A low-set umbilicus is another unique characteristic of bladder exstrophy, but currently neither ultrasound nor MRI has an objective reference point for evaluating the location of the fetal umbilical cord entry [27]. The judgment of the location of the umbilical cord mainly depends on the experience of the sonographer. Gilboa [28] suggested that the umbilical cord insertion-to-genital tubercle length of the fetus at 12 to 18 weeks of gestation was below the 5th percentile of the normal range, indicating a diagnosis of bladder exstrophy.
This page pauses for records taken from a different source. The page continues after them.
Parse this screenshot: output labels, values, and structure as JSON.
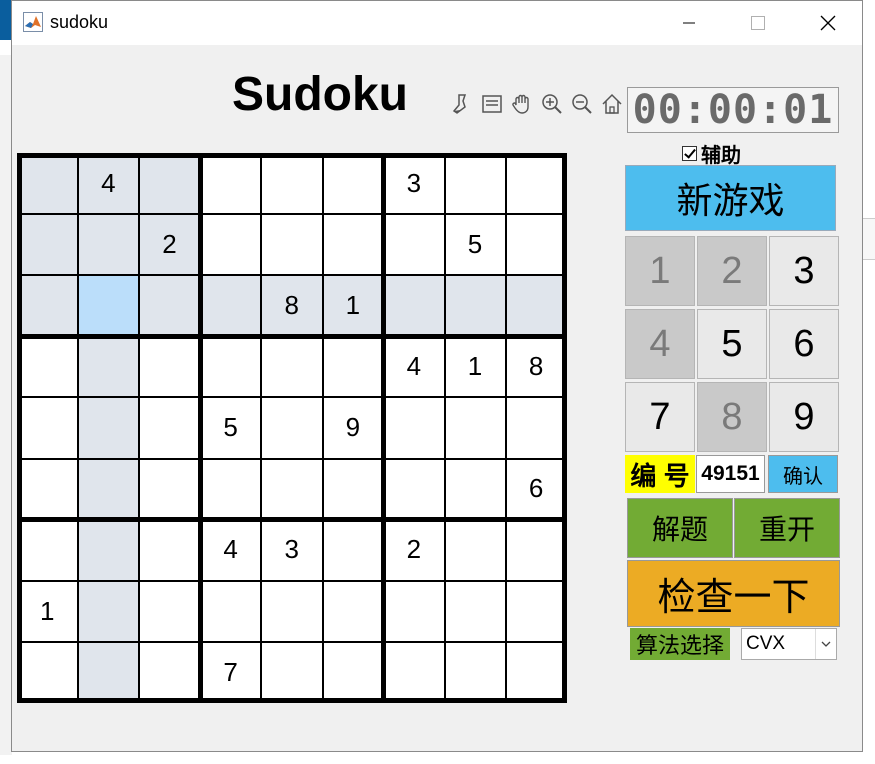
{
  "window": {
    "title": "sudoku",
    "controls": [
      "minimize",
      "maximize",
      "close"
    ]
  },
  "header": {
    "title": "Sudoku"
  },
  "toolbar": {
    "tools": [
      "brush-icon",
      "datatip-icon",
      "pan-hand-icon",
      "zoom-in-icon",
      "zoom-out-icon",
      "home-icon"
    ]
  },
  "timer": {
    "value": "00:00:01"
  },
  "assist": {
    "label": "辅助",
    "checked": true
  },
  "controls": {
    "new_game": "新游戏",
    "numpad": [
      {
        "label": "1",
        "enabled": false
      },
      {
        "label": "2",
        "enabled": false
      },
      {
        "label": "3",
        "enabled": true
      },
      {
        "label": "4",
        "enabled": false
      },
      {
        "label": "5",
        "enabled": true
      },
      {
        "label": "6",
        "enabled": true
      },
      {
        "label": "7",
        "enabled": true
      },
      {
        "label": "8",
        "enabled": false
      },
      {
        "label": "9",
        "enabled": true
      }
    ],
    "id_label": "编 号",
    "id_value": "49151",
    "confirm": "确认",
    "solve": "解题",
    "restart": "重开",
    "check": "检查一下",
    "algo_label": "算法选择",
    "algo_value": "CVX"
  },
  "colors": {
    "highlight": "#e0e5ec",
    "selected": "#bbdefa",
    "blue_button": "#4dbdee",
    "green_button": "#72ab34",
    "orange_button": "#ecab24",
    "yellow_label": "#ffff00"
  },
  "board": {
    "grid": [
      [
        "",
        "4",
        "",
        "",
        "",
        "",
        "3",
        "",
        ""
      ],
      [
        "",
        "",
        "2",
        "",
        "",
        "",
        "",
        "5",
        ""
      ],
      [
        "",
        "",
        "",
        "",
        "8",
        "1",
        "",
        "",
        ""
      ],
      [
        "",
        "",
        "",
        "",
        "",
        "",
        "4",
        "1",
        "8"
      ],
      [
        "",
        "",
        "",
        "5",
        "",
        "9",
        "",
        "",
        ""
      ],
      [
        "",
        "",
        "",
        "",
        "",
        "",
        "",
        "",
        "6"
      ],
      [
        "",
        "",
        "",
        "4",
        "3",
        "",
        "2",
        "",
        ""
      ],
      [
        "1",
        "",
        "",
        "",
        "",
        "",
        "",
        "",
        ""
      ],
      [
        "",
        "",
        "",
        "7",
        "",
        "",
        "",
        "",
        ""
      ]
    ],
    "selected": {
      "row": 2,
      "col": 1
    }
  }
}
Howbeit, it is difficult to obtain this section in fetuses over 17 weeks, which reduces the application value of this method in the diagnosis of BE.
A lower abdominal mass is another sign of BE, this mass is the bulging back wall of the bladder and bowel, mostly located below the entrance of the umbilical cord. Unfortunately, due to the occlusion of the umbilical cord set, the low intra-abdominal pressure, the non-protrusion of the everted bladder and the fetal position, the detection rate of the sub umbilical bulge mass is merely 28–47% [29]. In recent years, some scholars have also suggested that MRI is better at examining a lower abdominal mass than ultrasound does. When prenatal ultrasonography suspects BE but does not detect a lower abdominal mass, it is recommended to perform fetal MRI to assist the diagnosis. MRI can effectively identify ureteral and bladder wall abnormalities without possible interference by maternal body habitus, amniotic fluid volume and fetal position [30].
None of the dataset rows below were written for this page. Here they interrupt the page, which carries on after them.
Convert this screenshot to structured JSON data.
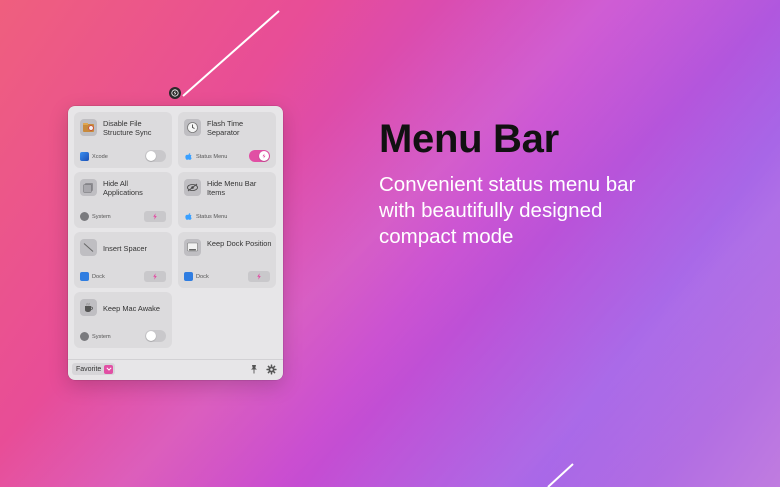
{
  "heading": "Menu Bar",
  "subheading": {
    "line1": "Convenient status menu bar",
    "line2": "with beautifully designed",
    "line3": "compact mode"
  },
  "menu": {
    "status_icon": "power-bolt-icon",
    "items": [
      {
        "title": "Disable File Structure Sync",
        "source": "Xcode",
        "source_icon": "xcode-icon",
        "control": "toggle",
        "on": false
      },
      {
        "title": "Flash Time Separator",
        "source": "Status Menu",
        "source_icon": "apple-icon",
        "control": "toggle",
        "on": true
      },
      {
        "title": "Hide All Applications",
        "source": "System",
        "source_icon": "system-icon",
        "control": "run"
      },
      {
        "title": "Hide Menu Bar Items",
        "source": "Status Menu",
        "source_icon": "apple-icon",
        "control": "run"
      },
      {
        "title": "Insert Spacer",
        "source": "Dock",
        "source_icon": "dock-icon",
        "control": "run"
      },
      {
        "title": "Keep Dock Position",
        "source": "Dock",
        "source_icon": "dock-icon",
        "control": "run"
      },
      {
        "title": "Keep Mac Awake",
        "source": "System",
        "source_icon": "system-icon",
        "control": "toggle",
        "on": false
      }
    ],
    "footer": {
      "filter_label": "Favorite",
      "pin_icon": "pin-icon",
      "settings_icon": "gear-icon"
    }
  },
  "colors": {
    "accent": "#e14fa4",
    "panel": "#e7e6e8",
    "card": "#dcdbdd"
  }
}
Frequently, BE is also accompanied by widened pubic rami. Prenatal ultrasound can determine the degree of pubic symphysis separation by measuring the distance of the fetal symphysis. Antomarchi [27] measured the pubic symphysis distance in 868 fetuses and found that this method was feasible in 71% of cases before 27 weeks of gestation. He then proposed that it can be used to distinguish almost any normal and pubic separation cases of age when the cut-off value is 1 cm, however, it is inapplicable in 60% of fetuses above 32 weeks of gestation.
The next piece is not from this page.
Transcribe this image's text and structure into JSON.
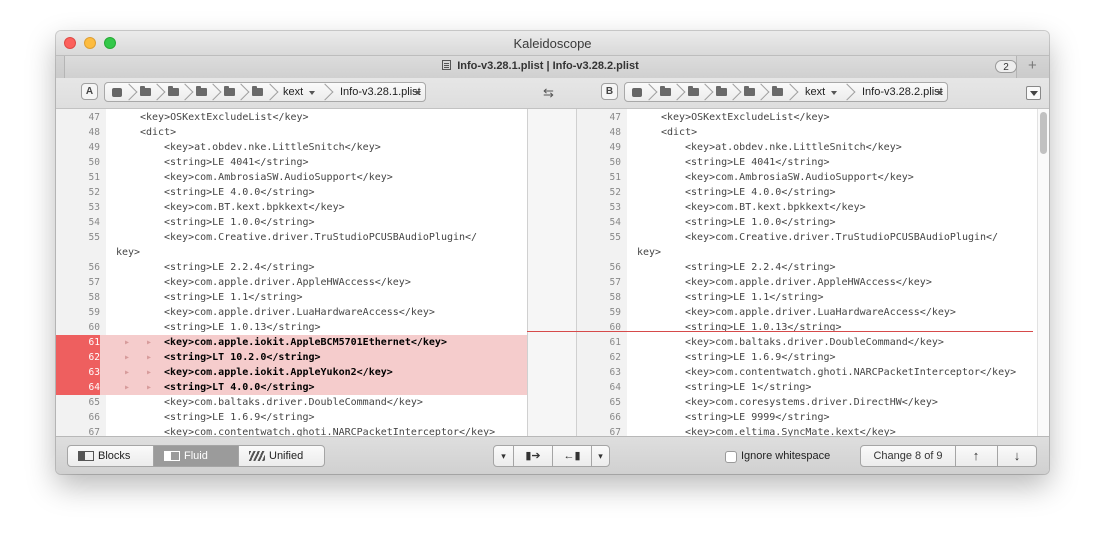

BE is often associated with abnormal external genitalia, and the prognosis of male infants is worse than that of female infants. Prenatal ultrasound examination of fetal external genitalia can provide an important basis for the diagnosis of BE [31]. However, there are plenty types of external genital abnormalities. Thus, when prenatal ultrasound and MRI examinations are difficult to identify fetal gender, fetal chromosome examination can be recommended. In our case, the external genitalia were not clearly displayed on color Doppler ultrasound, and the sex of the fetus is highly related to the prognosis. Therefore, we arranged fetal MRI for her, but the external genitalia were still not clearly displayed (Fig. 2). The fetus also had a ventricular septum and a single umbilical artery, so the patient underwent amniocentesis for fetal chromosome examination. The chromosome result showed that it was male, and no other abnormal results were found. The patient and her family eventually chose to induce fetal demise because they were worried about problems related to the prognosis of the newborn, such as sexual life.